At age 13, Conor is too old to believe in monsters, but as the book opens a monster calls to him. The monster, a giant tree like creature, has come to tell Conor three stories, one per night. On the fourth night, Conor will tell the monster his story and it will be the truth, his truth.
The stories are dark, scary in an unsettling way. I was thoroughly creeped out by the end of the book, even though I could not tell just what the monster meant for Conor to learn from each of the three stories. A Monster Calls may be modeled on Dickens’ A Christmas Carol but the lessons of the monster’s stories are no where near as easy to decipher as the ghosts of Christmas are. All of this to get Conor to finally face the truth about his mother.
In the end, Conor’s truth is as troubling as it is common. If you’ve been there, you’ll know.
But I don’t think you have to have been there to be moved by A Monster Calls. The book works as a message book, but it also satisfies purely as story. It’s a touching tale, a scary tale, too, but one based on very human feelings.

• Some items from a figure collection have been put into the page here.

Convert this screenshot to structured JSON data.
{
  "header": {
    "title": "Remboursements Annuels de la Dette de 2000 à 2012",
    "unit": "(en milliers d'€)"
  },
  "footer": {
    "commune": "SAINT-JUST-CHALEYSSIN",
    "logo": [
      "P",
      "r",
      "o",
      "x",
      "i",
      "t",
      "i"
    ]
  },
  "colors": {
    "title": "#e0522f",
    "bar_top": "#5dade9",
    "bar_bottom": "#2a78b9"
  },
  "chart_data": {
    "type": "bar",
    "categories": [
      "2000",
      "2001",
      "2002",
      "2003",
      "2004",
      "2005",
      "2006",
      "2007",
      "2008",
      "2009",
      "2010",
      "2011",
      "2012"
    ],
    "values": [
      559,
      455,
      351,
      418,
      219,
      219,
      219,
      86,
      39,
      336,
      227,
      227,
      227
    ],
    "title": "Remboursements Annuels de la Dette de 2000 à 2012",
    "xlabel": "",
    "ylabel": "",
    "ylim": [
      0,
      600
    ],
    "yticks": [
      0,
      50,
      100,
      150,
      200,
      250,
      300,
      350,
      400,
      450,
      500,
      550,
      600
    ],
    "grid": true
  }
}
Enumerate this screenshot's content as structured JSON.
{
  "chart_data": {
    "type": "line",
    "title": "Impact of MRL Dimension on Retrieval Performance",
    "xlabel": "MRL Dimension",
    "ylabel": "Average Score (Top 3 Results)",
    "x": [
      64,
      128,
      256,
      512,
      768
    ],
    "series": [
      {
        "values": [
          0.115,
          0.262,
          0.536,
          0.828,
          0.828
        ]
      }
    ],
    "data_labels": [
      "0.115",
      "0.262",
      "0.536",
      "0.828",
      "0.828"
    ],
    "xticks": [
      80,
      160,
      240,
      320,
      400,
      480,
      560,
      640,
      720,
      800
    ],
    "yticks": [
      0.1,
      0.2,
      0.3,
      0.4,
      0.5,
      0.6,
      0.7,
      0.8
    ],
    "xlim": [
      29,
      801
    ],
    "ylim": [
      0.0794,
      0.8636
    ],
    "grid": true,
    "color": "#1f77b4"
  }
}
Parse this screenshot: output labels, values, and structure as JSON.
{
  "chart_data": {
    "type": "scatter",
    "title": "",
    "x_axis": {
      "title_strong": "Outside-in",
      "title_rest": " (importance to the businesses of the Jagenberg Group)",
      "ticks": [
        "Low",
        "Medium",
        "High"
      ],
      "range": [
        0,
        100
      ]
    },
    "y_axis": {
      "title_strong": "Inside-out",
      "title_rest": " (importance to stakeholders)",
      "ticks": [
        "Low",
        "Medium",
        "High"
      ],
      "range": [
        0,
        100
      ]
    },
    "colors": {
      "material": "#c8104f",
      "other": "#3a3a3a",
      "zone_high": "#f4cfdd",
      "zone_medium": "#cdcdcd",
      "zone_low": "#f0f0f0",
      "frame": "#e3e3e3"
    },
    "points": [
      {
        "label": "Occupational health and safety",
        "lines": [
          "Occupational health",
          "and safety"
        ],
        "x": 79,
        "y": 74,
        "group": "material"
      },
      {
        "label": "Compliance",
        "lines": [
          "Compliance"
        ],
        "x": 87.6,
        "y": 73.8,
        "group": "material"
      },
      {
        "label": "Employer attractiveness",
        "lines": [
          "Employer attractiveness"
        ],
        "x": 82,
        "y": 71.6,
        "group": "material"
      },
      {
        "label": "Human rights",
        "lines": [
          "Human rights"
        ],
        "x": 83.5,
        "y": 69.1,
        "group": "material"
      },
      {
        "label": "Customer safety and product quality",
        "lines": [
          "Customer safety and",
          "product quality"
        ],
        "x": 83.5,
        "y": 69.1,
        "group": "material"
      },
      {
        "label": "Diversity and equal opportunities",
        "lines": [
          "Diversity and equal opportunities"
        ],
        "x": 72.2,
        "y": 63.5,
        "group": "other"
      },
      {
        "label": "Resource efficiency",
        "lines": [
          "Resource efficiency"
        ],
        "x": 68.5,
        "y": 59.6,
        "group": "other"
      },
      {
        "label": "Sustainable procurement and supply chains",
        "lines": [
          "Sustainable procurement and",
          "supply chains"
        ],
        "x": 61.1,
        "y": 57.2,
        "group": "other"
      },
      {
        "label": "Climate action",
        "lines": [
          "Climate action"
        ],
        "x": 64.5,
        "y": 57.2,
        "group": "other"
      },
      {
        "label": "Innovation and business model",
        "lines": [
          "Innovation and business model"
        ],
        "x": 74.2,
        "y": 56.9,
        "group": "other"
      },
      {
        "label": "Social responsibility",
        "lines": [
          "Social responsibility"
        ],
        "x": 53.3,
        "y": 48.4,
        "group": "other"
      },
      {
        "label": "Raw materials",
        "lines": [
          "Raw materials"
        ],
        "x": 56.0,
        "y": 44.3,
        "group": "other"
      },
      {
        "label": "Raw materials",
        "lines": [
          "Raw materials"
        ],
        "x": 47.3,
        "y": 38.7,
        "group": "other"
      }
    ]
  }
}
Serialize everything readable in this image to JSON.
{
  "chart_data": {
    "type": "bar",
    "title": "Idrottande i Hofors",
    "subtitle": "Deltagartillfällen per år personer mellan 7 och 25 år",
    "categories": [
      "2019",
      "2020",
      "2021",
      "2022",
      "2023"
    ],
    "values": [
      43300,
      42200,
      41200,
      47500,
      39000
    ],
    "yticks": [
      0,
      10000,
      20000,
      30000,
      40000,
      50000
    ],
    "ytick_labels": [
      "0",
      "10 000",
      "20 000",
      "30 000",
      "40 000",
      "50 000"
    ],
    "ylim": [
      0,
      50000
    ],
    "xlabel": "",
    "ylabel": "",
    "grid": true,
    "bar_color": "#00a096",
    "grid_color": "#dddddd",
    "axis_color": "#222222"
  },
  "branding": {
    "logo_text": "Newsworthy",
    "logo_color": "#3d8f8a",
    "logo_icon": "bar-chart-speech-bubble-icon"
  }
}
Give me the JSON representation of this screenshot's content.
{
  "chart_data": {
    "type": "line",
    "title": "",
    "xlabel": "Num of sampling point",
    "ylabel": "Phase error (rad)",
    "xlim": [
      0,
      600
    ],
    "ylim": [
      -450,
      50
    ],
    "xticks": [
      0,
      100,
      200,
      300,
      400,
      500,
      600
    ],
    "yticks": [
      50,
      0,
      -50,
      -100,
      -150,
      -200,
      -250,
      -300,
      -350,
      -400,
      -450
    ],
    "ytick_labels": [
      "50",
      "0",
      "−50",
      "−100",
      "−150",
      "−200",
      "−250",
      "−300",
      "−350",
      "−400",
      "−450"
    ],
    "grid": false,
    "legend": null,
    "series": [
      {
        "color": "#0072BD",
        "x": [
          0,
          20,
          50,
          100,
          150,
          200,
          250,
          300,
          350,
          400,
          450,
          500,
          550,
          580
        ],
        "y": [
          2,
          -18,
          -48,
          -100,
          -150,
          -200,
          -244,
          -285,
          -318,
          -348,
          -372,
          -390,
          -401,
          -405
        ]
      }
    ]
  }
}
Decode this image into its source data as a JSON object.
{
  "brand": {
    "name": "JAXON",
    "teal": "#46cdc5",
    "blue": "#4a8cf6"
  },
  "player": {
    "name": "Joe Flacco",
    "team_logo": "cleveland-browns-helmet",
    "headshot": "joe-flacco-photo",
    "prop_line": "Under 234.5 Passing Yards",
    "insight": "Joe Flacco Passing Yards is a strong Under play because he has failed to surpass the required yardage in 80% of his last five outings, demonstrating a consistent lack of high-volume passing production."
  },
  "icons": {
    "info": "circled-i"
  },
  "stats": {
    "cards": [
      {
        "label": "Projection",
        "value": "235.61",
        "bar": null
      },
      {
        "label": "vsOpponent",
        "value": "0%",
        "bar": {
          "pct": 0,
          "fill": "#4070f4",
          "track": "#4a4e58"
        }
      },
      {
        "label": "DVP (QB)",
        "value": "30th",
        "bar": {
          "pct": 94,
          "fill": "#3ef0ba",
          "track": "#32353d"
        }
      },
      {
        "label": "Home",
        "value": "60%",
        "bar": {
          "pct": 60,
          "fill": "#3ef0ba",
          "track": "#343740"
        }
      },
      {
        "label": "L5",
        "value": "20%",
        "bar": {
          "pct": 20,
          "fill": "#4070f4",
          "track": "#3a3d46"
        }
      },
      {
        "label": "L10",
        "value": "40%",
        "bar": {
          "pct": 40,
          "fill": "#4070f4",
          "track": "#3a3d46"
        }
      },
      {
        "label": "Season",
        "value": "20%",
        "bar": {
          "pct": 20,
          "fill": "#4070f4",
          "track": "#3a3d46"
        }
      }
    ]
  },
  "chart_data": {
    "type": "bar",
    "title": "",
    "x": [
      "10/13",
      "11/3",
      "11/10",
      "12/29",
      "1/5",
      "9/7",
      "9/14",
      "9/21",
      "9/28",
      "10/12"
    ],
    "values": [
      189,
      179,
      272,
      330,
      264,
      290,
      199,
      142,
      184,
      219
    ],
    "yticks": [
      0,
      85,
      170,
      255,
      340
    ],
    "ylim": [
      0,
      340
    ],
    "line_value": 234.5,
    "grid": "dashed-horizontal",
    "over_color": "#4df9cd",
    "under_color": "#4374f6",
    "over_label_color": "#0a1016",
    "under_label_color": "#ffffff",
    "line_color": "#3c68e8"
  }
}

Even though I read it after writing my long list, A Monster Calls by Patrick Ness is very likely going to end up on my final list of favorite reads for 2015.
I think it’s terrific.
One thought on “A Monster Calls by Patrick Ness”
Ooooh! You make me wish I had this book on hand to read right now. I really enjoyed Patrick Ness’s Chaos Walking Trilogy–although “enjoyed” might not be the right word to use. I am glad you liked this one, James, even despite your reservations.